Dans son ouvrage Le nom, l’image, l’objet2
, Stéphane Thibierge analyse les éléments de
reconnaissance à partir des pathologies de l’image du corps.
Le syndrome de Frégoli, le syndrome d’illusion des sosies, le syndrome d’intermétamorphose,
les syndromes de fausse reconnaissance ou encore l’identification délirante sont des pathologies
psychiatriques de l’image du corps dont l’analyse dévoile clairement les coordonnées symboliques et
la fonction de l’objet dans l’image spéculaire, formalisée par Lacan par l’écriture suivante i(a).
La clinique des fausses reconnaissances dans la psychose présente une décomposition
caractéristique des coordonnées de la reconnaissance des personnes en leurs éléments, à savoir : le
nom (symbolique), l’image (imaginaire) et l’objet (réel, un x autonome et xénopathique)
L’analyse consiste à défaire les nœuds du symptôme.
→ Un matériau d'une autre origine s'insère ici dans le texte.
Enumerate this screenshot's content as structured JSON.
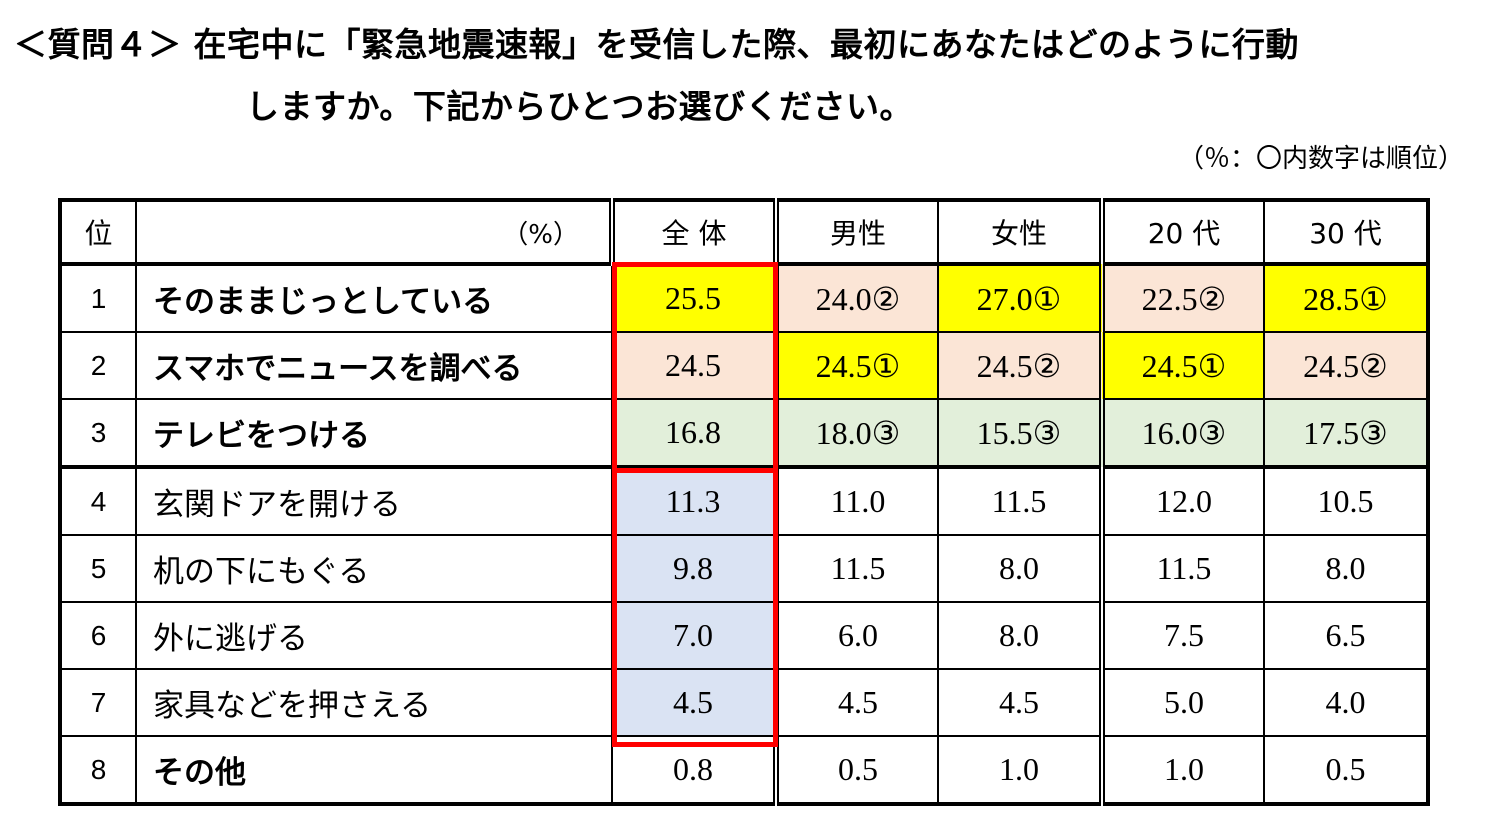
{
  "question": {
    "line1": "＜質問４＞ 在宅中に「緊急地震速報」を受信した際、最初にあなたはどのように行動",
    "line2": "しますか。下記からひとつお選びください。"
  },
  "note": "（％：〇内数字は順位）",
  "table": {
    "headers": {
      "rank": "位",
      "unit": "（%）",
      "total": "全 体",
      "male": "男性",
      "female": "女性",
      "age20": "20 代",
      "age30": "30 代"
    },
    "rows": [
      {
        "rank": "1",
        "item": "そのままじっとしている",
        "total": "25.5",
        "male": "24.0②",
        "female": "27.0①",
        "age20": "22.5②",
        "age30": "28.5①"
      },
      {
        "rank": "2",
        "item": "スマホでニュースを調べる",
        "total": "24.5",
        "male": "24.5①",
        "female": "24.5②",
        "age20": "24.5①",
        "age30": "24.5②"
      },
      {
        "rank": "3",
        "item": "テレビをつける",
        "total": "16.8",
        "male": "18.0③",
        "female": "15.5③",
        "age20": "16.0③",
        "age30": "17.5③"
      },
      {
        "rank": "4",
        "item": "玄関ドアを開ける",
        "total": "11.3",
        "male": "11.0",
        "female": "11.5",
        "age20": "12.0",
        "age30": "10.5"
      },
      {
        "rank": "5",
        "item": "机の下にもぐる",
        "total": "9.8",
        "male": "11.5",
        "female": "8.0",
        "age20": "11.5",
        "age30": "8.0"
      },
      {
        "rank": "6",
        "item": "外に逃げる",
        "total": "7.0",
        "male": "6.0",
        "female": "8.0",
        "age20": "7.5",
        "age30": "6.5"
      },
      {
        "rank": "7",
        "item": "家具などを押さえる",
        "total": "4.5",
        "male": "4.5",
        "female": "4.5",
        "age20": "5.0",
        "age30": "4.0"
      },
      {
        "rank": "8",
        "item": "その他",
        "total": "0.8",
        "male": "0.5",
        "female": "1.0",
        "age20": "1.0",
        "age30": "0.5"
      }
    ]
  },
  "colors": {
    "first": "#ffff00",
    "second": "#fbe5d6",
    "third": "#e2efda",
    "total_lower": "#dae3f3",
    "highlight_border": "#ff0000"
  }
}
L’artisan, qu’est l’analyste, doit pouvoir
isoler le matériel qu’il manie. Il avance de fil en fil pour coudre et découdre le discours de son patient.
Parfois, il tire une ficelle. A d’autre moment, il coupe. Toujours est-il que dans sa couture, il doit opérer
des coupures, n’est-ce pas là l’une de ses responsabilités ?
Pierrick RIDIRA
2
Thibierge, S., Le nom l’image l’objet (2011), Paris, PUF.